While none of these characters sound like the kind of heroes you would build a book around, Smith celebrates the mundanity of their every day life and makes their quirky little nuances the subject of his story. Marble Cake revels in those quiet moments which you think nothing of. The argument in front of the telly, the conversation in the pub or the incidental news story where you wonder whatever did happen to that missing person?!
All of which combines to make a really interesting series of character studies that weave in and out of each other in unexpected ways. Characters pass each other in the street or the pub and the story flits from one perspective to the next. And because the story is told over 120 pages there is room for each character to have their moment in the sun, without the slow burning pace to the story ever feeling like it needs to step up a gear in order to create a dynamic moment.
The formulaic repetitive nature of modern life is reinforced by Smith’s use of a rigid six panel grid, which gives everything a real formality to it. Smith plays with the structure, mixing long shots and super close ups with quirky angles and profiles of his character to help vary the designs and then periodically he breaks out of it completely with a full page spread, much of which is filled with text and allows for a moment of introspection for both character and reader. The hand written lettering makes it feel really personal and almost diary like and it has this really stylised almost illustrative feel to it, that feels very considered and very slick.
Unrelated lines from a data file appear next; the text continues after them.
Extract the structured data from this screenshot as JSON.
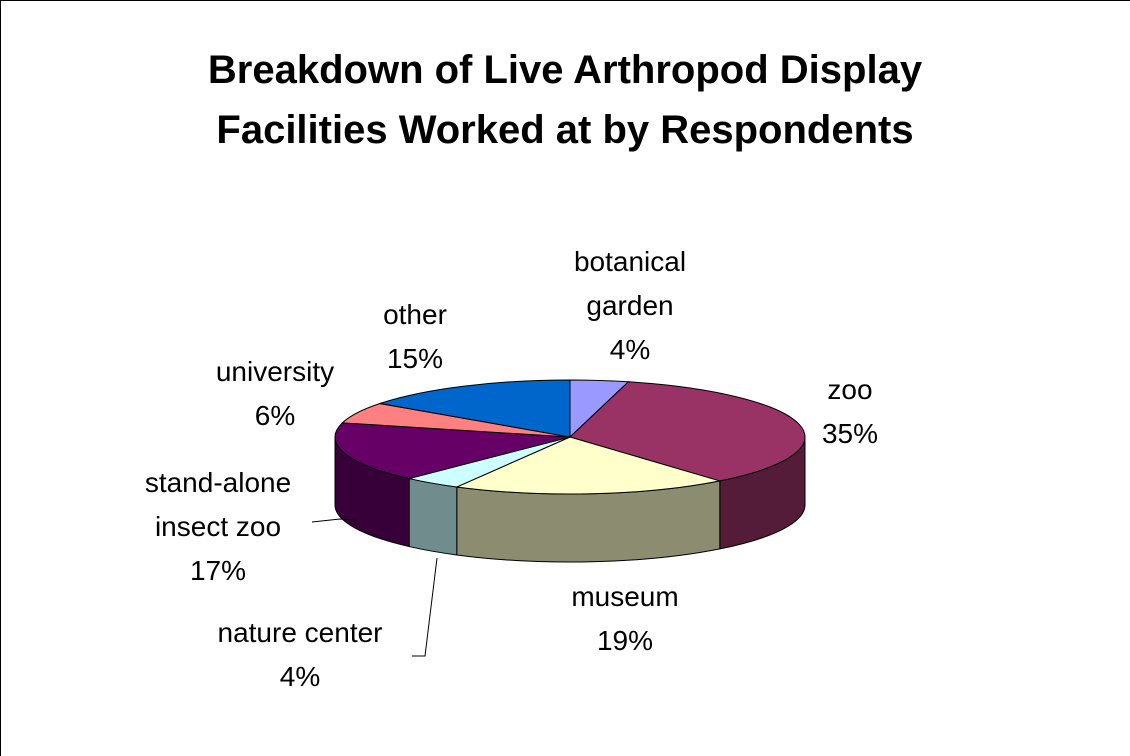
{
  "chart_data": {
    "type": "pie3d",
    "title": "Breakdown of Live Arthropod Display Facilities Worked at by Respondents",
    "categories": [
      "botanical garden",
      "zoo",
      "museum",
      "nature center",
      "stand-alone insect zoo",
      "university",
      "other"
    ],
    "values": [
      4,
      35,
      19,
      4,
      17,
      6,
      15
    ],
    "value_labels": [
      "4%",
      "35%",
      "19%",
      "4%",
      "17%",
      "6%",
      "15%"
    ],
    "colors": [
      "#9999ff",
      "#993366",
      "#ffffcc",
      "#ccffff",
      "#660066",
      "#ff8080",
      "#0066cc"
    ]
  }
}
In a lot of ways, Marble Cake is a perfect fit for Avery Hill as it feels like a companion piece to several of its existing titles. There is the small town story telling of Ellice Weaver’s Something City, and the melancholy and rigid structure of Tim Bird’s Great North Wood. Mixed in with a dash of Rachael Smith’s quirky cool style. So if you are looking for a kind of character driven, hipster soap opera that revels in the mundanity of the world then Marble Cake is the book for you.